Reading again De Quincey's essay on "Plato's Republic," I am impressed by his great good sense. He denies the title of systematic thinker to Plato, awarding it to Aristotle, Descartes and Kant. One reason for his denial of a top rank to Plato is obvious, but is rarely elsewhere mentioned. De Quincey raises the question of what is Plato's true thought on any subject since he presents his explorations in thought as dialogues in which the interlocutors assume opposing viewpoints. How can one speak of Plato's system when it is open to argument what viewpoint on almost any topic is truly Plato's?

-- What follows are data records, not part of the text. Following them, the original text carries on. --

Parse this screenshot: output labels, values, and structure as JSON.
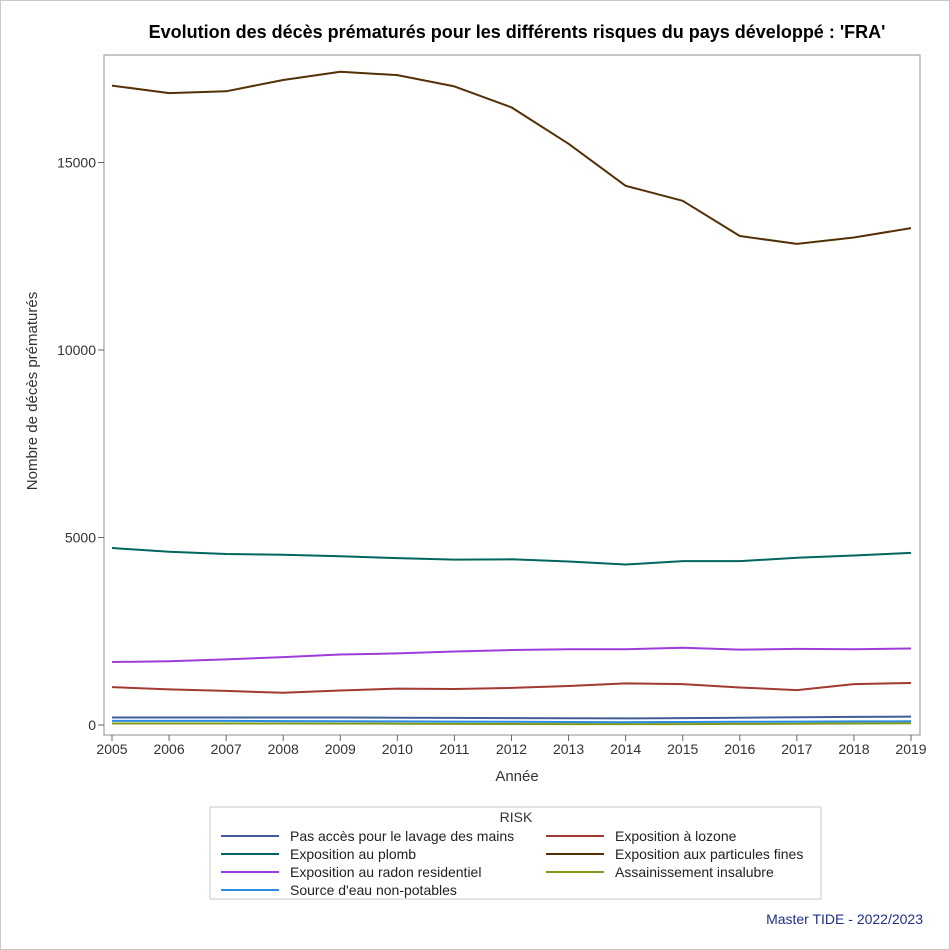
{
  "footnote": "Master TIDE - 2022/2023",
  "chart_data": {
    "type": "line",
    "title": "Evolution des décès prématurés pour les différents risques du pays développé : 'FRA'",
    "xlabel": "Année",
    "ylabel": "Nombre de décès prématurés",
    "x": [
      2005,
      2006,
      2007,
      2008,
      2009,
      2010,
      2011,
      2012,
      2013,
      2014,
      2015,
      2016,
      2017,
      2018,
      2019
    ],
    "xlim": [
      2005,
      2019
    ],
    "ylim": [
      0,
      17600
    ],
    "yticks": [
      0,
      5000,
      10000,
      15000
    ],
    "grid": false,
    "legend": {
      "title": "RISK",
      "position": "bottom"
    },
    "series": [
      {
        "name": "Pas accès pour le lavage des mains",
        "color": "#3f5d9a",
        "values": [
          200,
          200,
          200,
          200,
          200,
          195,
          190,
          185,
          180,
          175,
          185,
          195,
          205,
          215,
          225
        ]
      },
      {
        "name": "Exposition à lozone",
        "color": "#a23a32",
        "values": [
          1010,
          950,
          910,
          860,
          920,
          970,
          960,
          990,
          1040,
          1110,
          1090,
          1000,
          930,
          1090,
          1120
        ]
      },
      {
        "name": "Exposition au plomb",
        "color": "#01665e",
        "values": [
          4720,
          4620,
          4560,
          4540,
          4500,
          4450,
          4410,
          4420,
          4360,
          4280,
          4370,
          4370,
          4460,
          4520,
          4590
        ]
      },
      {
        "name": "Exposition aux particules fines",
        "color": "#543005",
        "values": [
          17050,
          16850,
          16900,
          17200,
          17420,
          17330,
          17030,
          16470,
          15500,
          14380,
          13980,
          13040,
          12830,
          13000,
          13250
        ]
      },
      {
        "name": "Exposition au radon residentiel",
        "color": "#9d3cdb",
        "values": [
          1680,
          1700,
          1750,
          1810,
          1880,
          1910,
          1960,
          2000,
          2020,
          2020,
          2060,
          2010,
          2030,
          2020,
          2040
        ]
      },
      {
        "name": "Assainissement insalubre",
        "color": "#7f9a1a",
        "values": [
          40,
          40,
          40,
          40,
          38,
          35,
          30,
          28,
          25,
          25,
          25,
          30,
          35,
          40,
          45
        ]
      },
      {
        "name": "Source d'eau non-potables",
        "color": "#2a8be0",
        "values": [
          110,
          110,
          110,
          105,
          100,
          95,
          90,
          85,
          80,
          75,
          80,
          85,
          90,
          95,
          100
        ]
      }
    ]
  }
}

De Quincey challenges the ready assumption that Socrates represents Plato's viewpoint in the Republic. In the first book of this dialogue, in which an attempt is made to define justice, it could be, De Quincey argues, that the true viewpoint of Plato is rather more that of Thrasymachus than that of Socrates. It is interesting to note that this is the contention of Leo Strauss, writing almost a hundred years later in his essay on the Republic in his book The City and Man.
De Quincey examines only the first five books of the ten books which comprise the Republic. He raises most serious questions about the caste of warriors who are to maintain and preserve the ideal republic for the benefit of the philosopher-rulers. The warriors are to have no property and to raise their children in common. How can they be expected to be ready to give their lives in defence of the republic? What stake can they have in its preservation? De Quincey also finds unnatural the denial of marriage among the warriors and especially repugnant the custom of exposing defective neonates to death by the elements (as was the practice of the Spartans).

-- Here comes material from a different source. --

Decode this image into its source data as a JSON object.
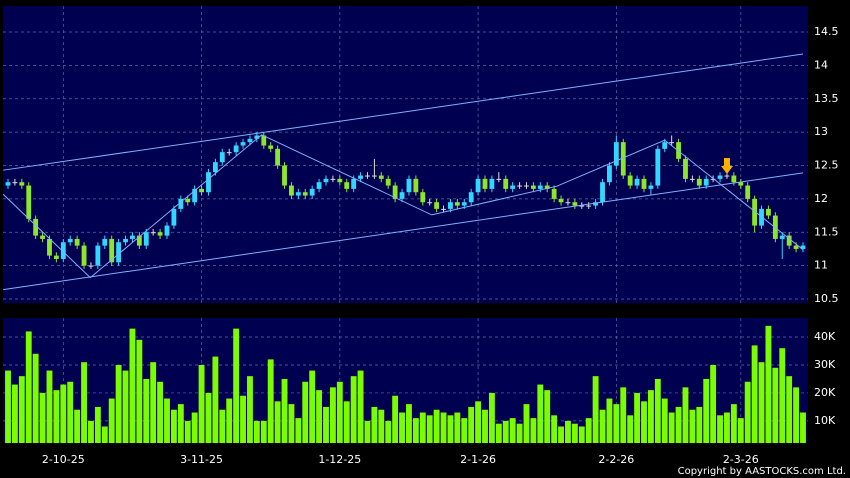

"Judas Iscariot" is another intriguing look at its subject. De Quincey offers a reasonable explanation for the seeming difference between the accounts of the death of Judas as given in Acts and as given in the Gospels. He also considers what was the motivation of Judas in his betrayal of Jesus. How much were the thirty pieces of silver worth? De Quincey concludes that Judas was a Zealot who wished to push Jesus into launching an open rebellion against the Roman authorities.

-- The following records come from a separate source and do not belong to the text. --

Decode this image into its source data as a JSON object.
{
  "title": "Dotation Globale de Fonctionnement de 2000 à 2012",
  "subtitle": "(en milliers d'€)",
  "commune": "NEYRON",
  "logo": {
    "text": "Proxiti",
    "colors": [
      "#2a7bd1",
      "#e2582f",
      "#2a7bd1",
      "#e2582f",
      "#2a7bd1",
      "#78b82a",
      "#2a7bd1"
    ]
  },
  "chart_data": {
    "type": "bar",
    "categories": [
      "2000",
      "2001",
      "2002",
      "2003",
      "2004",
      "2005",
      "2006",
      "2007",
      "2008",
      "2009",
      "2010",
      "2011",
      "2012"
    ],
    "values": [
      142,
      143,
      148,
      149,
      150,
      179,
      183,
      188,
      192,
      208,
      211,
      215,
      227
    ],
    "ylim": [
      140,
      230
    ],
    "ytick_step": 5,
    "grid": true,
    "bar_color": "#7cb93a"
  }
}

In what seems to be a digression, De Quincey considers why Jesus began his ministry as a kind of medical missionary, a Hakim or Therapeut. The explanation he offers is again founded on good common sense. He considers how Jesus delivered his message. The press did not exist. The theatre was not available as it was in Greece. The oracles of Greece were also unavailable. (In any event, the endorsement of the oracle at Delphi did not suffice to save the life of Socrates.) The only method of publicity open to Jesus was to speak to crowds of people, a method of ministry which always aroused great fear among the authorities, both Jewish and Roman. Were such crowds about to become the focal point for a rebellion? The only way that Jesus could win the indulgence of the authorities for his mass meetings would be to offer himself as a physical healer before he offered himself as a spiritual healer. The authorities did not dare to deny to the people access to a medical healer.Thanks to the Google digitization project, it is now possible to read all of De Quincey's essays without darkening the door of a library. Most medium-sized public libraries are likely to have only the Confessions, one of the less interesting, but stylistically most memorable, of the productions of De Quincey.